Common Dishes and Condiments
Tortilla – name for either a small, thin corn tortilla, or an omellete
Tortilla de queso – a thick tortilla with cheese in the dough
Arreglados – greasy puff pastries made with meat
Tortas – sandwiches on buns
Arroz con polo – rice with chicken and vegetables
Gallos – meat, beans, or cheese between two tortillas
Masamorra – corn pudding
Natilla – sour cream of a relatively thin consistency
Palomitas de maíz – popcorn
Picadillo – sautéed vegetables sometimes with meat, served as a side dish
Tacos – meat and cabbage salad tucked into a tortilla
Tamal de elote – sweet corn tamales wrapped in corn husks
Tamales – cornmeal, often stuffed with pork or chicken, wrapped in banana leaves and boiled
Deserts and Sweets
Cajeta de coco – a fudge made of coconut, tapa dulce, and orange peel Cono capuchino – an ice cream cone dipped in chocolate
Melcochas – candies made from raw sugar
Milanes and tapitas – small, delicious, pure-chocolate candies
Tapa dulce – brown sugar, native to Costa Rica, sold in a solid form
Dulce de leche – a thick syrup made of sugar and milk
Tres leches – a three-layered custard flan, and the national desert
Breads and Baked Goods
Pan bon – a dark, sweet bread of Limon.
Pan de maíz – a thick, sweet bread made with corn.
Queque seco – pound cake
Tamal asado – sweet cornmeal cake
Torta chilena – a multi-layered pastry filled with dulce de leche
Wine is not very popular and is usually imported and expensive. The working man’s drink is guaro, a clear white spirit that doesn’t always appeal to visitors.
Coffee is also an extremely popular and nationally-revered drink.
The Caribbean coast has its own unique cuisine, distinctive of the rest of the nation.
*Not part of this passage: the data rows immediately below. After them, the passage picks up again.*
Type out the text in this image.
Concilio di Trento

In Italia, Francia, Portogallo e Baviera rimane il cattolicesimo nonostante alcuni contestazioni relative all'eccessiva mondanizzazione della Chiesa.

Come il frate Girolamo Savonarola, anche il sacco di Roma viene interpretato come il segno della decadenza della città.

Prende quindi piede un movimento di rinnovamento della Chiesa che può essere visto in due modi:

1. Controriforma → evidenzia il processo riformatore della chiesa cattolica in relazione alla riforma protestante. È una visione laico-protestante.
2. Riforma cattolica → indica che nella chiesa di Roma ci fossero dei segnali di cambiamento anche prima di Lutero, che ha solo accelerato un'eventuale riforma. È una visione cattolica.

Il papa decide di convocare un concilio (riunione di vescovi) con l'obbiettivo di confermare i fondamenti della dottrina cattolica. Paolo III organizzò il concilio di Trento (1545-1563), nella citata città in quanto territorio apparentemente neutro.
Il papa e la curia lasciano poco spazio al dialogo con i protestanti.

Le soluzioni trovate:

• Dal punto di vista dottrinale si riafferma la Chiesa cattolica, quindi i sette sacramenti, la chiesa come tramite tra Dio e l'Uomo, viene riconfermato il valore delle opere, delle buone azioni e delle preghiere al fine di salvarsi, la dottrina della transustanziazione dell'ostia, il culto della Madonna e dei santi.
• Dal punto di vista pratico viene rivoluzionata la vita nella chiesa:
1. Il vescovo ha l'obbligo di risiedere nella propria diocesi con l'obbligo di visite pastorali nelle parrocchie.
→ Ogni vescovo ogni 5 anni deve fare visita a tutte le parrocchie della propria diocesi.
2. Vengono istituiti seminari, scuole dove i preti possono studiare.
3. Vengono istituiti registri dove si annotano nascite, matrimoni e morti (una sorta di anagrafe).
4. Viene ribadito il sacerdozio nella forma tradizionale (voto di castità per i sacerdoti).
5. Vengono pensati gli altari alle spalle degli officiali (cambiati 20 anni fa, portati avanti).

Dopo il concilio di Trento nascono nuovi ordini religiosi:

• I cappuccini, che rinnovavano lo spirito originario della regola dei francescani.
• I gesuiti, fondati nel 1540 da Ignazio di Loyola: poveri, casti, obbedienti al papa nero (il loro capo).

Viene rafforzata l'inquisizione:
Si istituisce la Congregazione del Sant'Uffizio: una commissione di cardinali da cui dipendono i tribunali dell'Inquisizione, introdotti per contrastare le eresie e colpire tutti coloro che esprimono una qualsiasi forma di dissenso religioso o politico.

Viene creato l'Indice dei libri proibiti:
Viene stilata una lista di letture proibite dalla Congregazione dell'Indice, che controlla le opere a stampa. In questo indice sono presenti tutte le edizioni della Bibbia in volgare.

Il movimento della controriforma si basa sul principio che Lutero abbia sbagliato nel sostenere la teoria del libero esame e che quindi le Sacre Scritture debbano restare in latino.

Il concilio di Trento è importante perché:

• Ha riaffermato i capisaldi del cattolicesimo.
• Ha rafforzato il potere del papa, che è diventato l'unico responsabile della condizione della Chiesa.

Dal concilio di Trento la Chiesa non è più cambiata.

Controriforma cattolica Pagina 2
The dishes usually include coconut milk and more characteristic spices, like ginger and curry. Roadside stalls sell a vast array of fruits: apples, papayas, mangoes, bananas, pineapples, apricots, and melons. Coconuts are widely used in the Caribbean. Grated coconut is used in many deserts and cakes. Coconut milk is a staple used to bind other ingredients in recipes. Milk is used in cheeses, such as the soft white queso blanco, which frequently finds its way into deserts. The akee is a spongy yellow fruit native to Africa and brought to the Caribbean by the English. It is boiled to produce something that resembles scrambled eggs, then sautéed with salted cod. The patí is a spicy meat pie resembling a turnover. Rondon (“rundown”) consists of fish or meat with yams, plantains, breadfruit, peppers and spices.